34 opérations exploitant l'aquifère du Dogger en région parisienne fonctionnent selon ce schéma.
On utilise la technique du doublet quand l’eau est trop salée pour être rejetée dans le milieu naturel, quand l’eau possède une qualité trop bonne pour être gaspillée, ou encore lorsque l’on souhaite conserver l’équilibre de l’aquifère.
 

Les bâtiments du tertiaire


Qu’appelle-t-on une géostructure énergétique ?

Une géostructure est un ouvrage exécuté dans le sol, ou en contact avec celui-ci (pieux, parois, dalles, plus généralement tout élément de fondation) destiné à supporter une construction.
Ces géostructures peuvent être conçues et équipées pour fonctionner comme échangeur thermique avec le sous-sol.
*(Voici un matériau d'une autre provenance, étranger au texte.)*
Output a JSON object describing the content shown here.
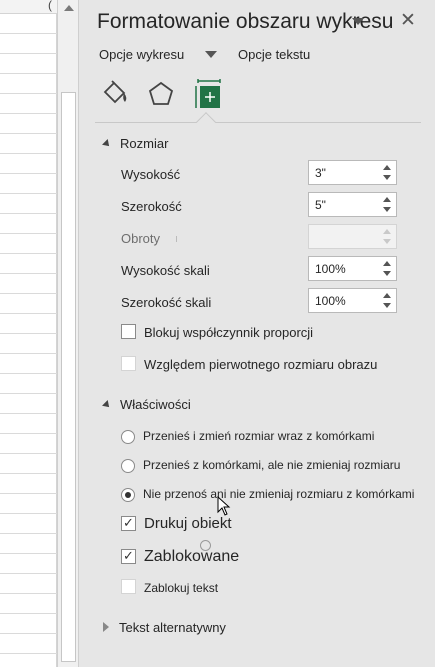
{
  "panel": {
    "title": "Formatowanie obszaru wykresu",
    "tabs": {
      "chart_options": "Opcje wykresu",
      "text_options": "Opcje tekstu"
    },
    "icons": [
      "fill-line-icon",
      "effects-icon",
      "size-properties-icon"
    ]
  },
  "size_section": {
    "header": "Rozmiar",
    "height": {
      "label": "Wysokość",
      "value": "3\""
    },
    "width": {
      "label": "Szerokość",
      "value": "5\""
    },
    "rotation": {
      "label": "Obroty",
      "value": ""
    },
    "scale_height": {
      "label": "Wysokość skali",
      "value": "100%"
    },
    "scale_width": {
      "label": "Szerokość skali",
      "value": "100%"
    },
    "lock_aspect": {
      "label": "Blokuj współczynnik proporcji",
      "checked": false
    },
    "relative_original": {
      "label": "Względem pierwotnego rozmiaru obrazu",
      "checked": false
    }
  },
  "properties_section": {
    "header": "Właściwości",
    "radio_move_size": "Przenieś i zmień rozmiar wraz z komórkami",
    "radio_move_only": "Przenieś z komórkami, ale nie zmieniaj rozmiaru",
    "radio_no_move": "Nie przenoś ani nie zmieniaj rozmiaru z komórkami",
    "selected_radio": "radio_no_move",
    "print_object": {
      "label": "Drukuj obiekt",
      "checked": true
    },
    "locked": {
      "label": "Zablokowane",
      "checked": true
    },
    "lock_text": {
      "label": "Zablokuj tekst",
      "checked": false
    }
  },
  "alt_text_section": {
    "header": "Tekst alternatywny"
  },
  "sheet": {
    "col_glyph": "("
  },
  "colors": {
    "panel_bg": "#e6e6e6",
    "accent_green": "#217346"
  }
}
Raccordées à une pompe à chaleur, elles permettent d'assurer tout ou partie des besoins de chauffage et/ou rafraîchissement des bâtiments.

Les pieux géothermiques (appelés aussi pieux énergétiques) peuvent équiper de grands bâtiments publics ou industriels tant pour la production de chaleur en hiver que de froid en été.
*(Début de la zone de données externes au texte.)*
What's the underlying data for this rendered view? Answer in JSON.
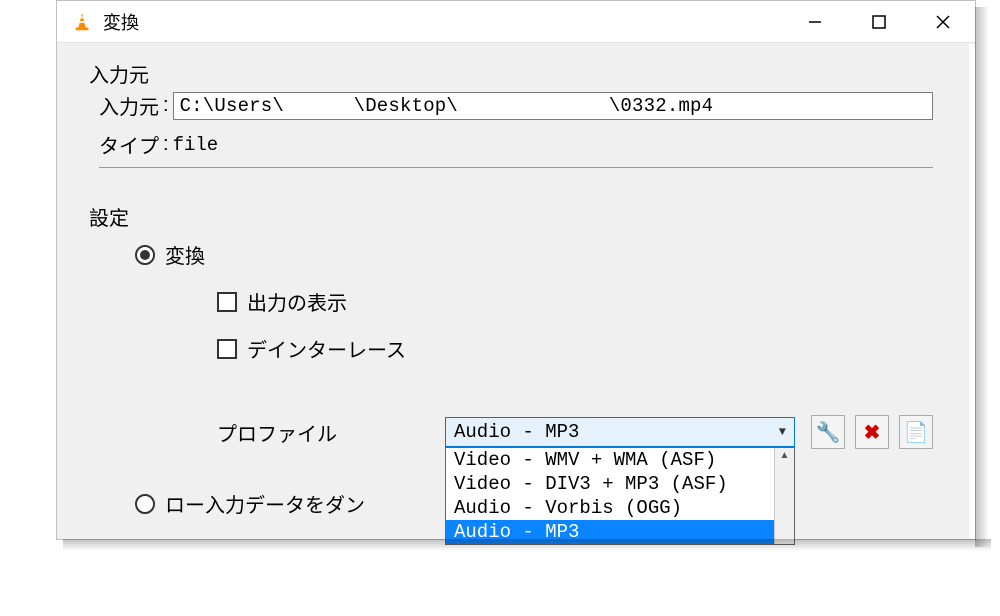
{
  "window": {
    "title": "変換"
  },
  "source_group": {
    "title": "入力元",
    "source_label": "入力元",
    "source_value": "C:\\Users\\      \\Desktop\\             \\0332.mp4",
    "type_label": "タイプ",
    "type_value": "file"
  },
  "settings_group": {
    "title": "設定",
    "radio_convert": "変換",
    "check_display_output": "出力の表示",
    "check_deinterlace": "デインターレース",
    "profile_label": "プロファイル",
    "profile_selected": "Audio - MP3",
    "profile_options": {
      "opt0": "Video - WMV + WMA (ASF)",
      "opt1": "Video - DIV3 + MP3 (ASF)",
      "opt2": "Audio - Vorbis (OGG)",
      "opt3": "Audio - MP3"
    },
    "radio_raw_partial": "ロー入力データをダン"
  },
  "icons": {
    "wrench": "🔧",
    "delete": "✖",
    "new": "📄"
  }
}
On les appelle également fondations thermoactives.

Une installation comportant 570 pieux à la profondeur de 20-25 m exploite 100 000 m3 de terrain sous un complexe industriel à Grabs (Suisse).

La production d'électricité


Que signifie HDR ?

HDR : Hot Dry Rock (Roches chaudes sèches)
On parle aussi de :
HFR : Hot Fractured Rocks (Roches chaudes fracturées),
HWR : Hot Wet Rocks (Roches chaudes humides),
EGS : Enhanced Geothermal System (Systèmes géothermiques stimulés).

Principe

Des fractures sont créées sous pression hydraulique dans des roches chaudes sèches (HDR) ou des roches contenant de l’eau (HFR, EGS). L'eau froide injectée se réchauffe en circulant dans ces fractures (HDR) ou pousse l’eau chaude présente naturellement qui peut être utilisée pour la production d'électricité et de chaleur.
Le concept
A quelques kilomètres de profondeur, la chaleur du sous-sol est abondante et quasi inépuisable ; malheureusement, cette ressource se trouve en grande partie emmagasinée dans des formations rocheuses peu perméables. L'idée est donc venue de créer artificiellement des réservoirs géothermiques profonds dans lesquels l'eau injectée se réchaufferait lors de son parcours souterrain. Il convient pour cela de fracturer ces formations profondes et de créer un échangeur thermique souterrain profond. Simple dans sa conception, mais compliqué dans sa réalisation, ce concept, inventé par les Américains dans les années 70, est celui dit des "Roches chaudes fracturées" (HFR).
Ce concept est étudié en France, depuis 1987, sur le site de Soultz-sous-Forêts en Alsace, dans le cadre d'un partenariat Européen.